Detection Library
highexperimentalLinuxAI/MLT1565.001
LLM Training Or Fine-Tune Data Files Modified
Detects LLM service processes modifying training dataset files (JSONL, Parquet, CSV, Arrow) in training or fine-tuning directories. Modification of training data at runtime is a strong indicator of data poisoning.

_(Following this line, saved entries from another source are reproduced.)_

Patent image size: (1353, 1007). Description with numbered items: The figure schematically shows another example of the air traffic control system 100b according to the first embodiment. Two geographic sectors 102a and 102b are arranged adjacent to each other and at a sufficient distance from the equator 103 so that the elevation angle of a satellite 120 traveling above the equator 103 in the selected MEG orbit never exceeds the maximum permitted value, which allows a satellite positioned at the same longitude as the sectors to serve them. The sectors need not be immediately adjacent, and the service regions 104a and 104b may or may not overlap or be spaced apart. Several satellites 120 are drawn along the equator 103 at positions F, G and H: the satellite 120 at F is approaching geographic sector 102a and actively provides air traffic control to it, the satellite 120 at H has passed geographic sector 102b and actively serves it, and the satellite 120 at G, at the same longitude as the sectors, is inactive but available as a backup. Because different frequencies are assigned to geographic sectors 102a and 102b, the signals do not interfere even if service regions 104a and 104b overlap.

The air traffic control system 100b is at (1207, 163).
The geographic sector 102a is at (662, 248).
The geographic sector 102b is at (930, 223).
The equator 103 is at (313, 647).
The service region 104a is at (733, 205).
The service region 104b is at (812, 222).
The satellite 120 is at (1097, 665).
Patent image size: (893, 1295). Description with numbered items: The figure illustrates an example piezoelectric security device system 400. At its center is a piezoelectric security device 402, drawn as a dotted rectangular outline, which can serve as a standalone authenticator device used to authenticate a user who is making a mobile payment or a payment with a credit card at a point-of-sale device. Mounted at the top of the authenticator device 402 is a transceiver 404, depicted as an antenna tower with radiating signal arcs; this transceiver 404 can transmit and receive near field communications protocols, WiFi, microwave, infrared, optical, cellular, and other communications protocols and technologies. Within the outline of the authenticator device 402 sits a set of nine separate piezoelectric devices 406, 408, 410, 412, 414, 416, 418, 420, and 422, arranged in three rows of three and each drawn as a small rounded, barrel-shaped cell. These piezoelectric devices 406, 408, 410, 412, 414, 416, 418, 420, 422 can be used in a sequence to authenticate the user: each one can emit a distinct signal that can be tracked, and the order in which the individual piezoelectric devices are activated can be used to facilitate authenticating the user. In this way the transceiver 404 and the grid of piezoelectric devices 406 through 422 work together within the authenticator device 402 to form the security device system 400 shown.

Updated Jan 15, 2025 · Detection Engineering Team
llmdata-poisoninglinuxtraining-dataowasp-llm04
Problem Statement
Modifying training or fine-tuning datasets at runtime can cause subsequent model updates to produce biased, backdoored, or attacker-aligned outputs, representing a persistent and difficult-to-detect form of model compromise.
Sample Logs
{"timestamp":"2025-01-15T06:20:33Z","computer_name":"llm-host-01","user":"llm_svc","image":"/opt/llm/app/data_processor.py","target_filename":"/opt/llm/datasets/training/instructions.jsonl","event_type":"file_modify"}Required Fields
image
target_filename
user
computer_name
False Positives
- ·Approved active learning or online fine-tuning pipelines that update training data
Tuning Guidance
Training data directories should be immutable during inference. Any write event outside a designated training window should alert.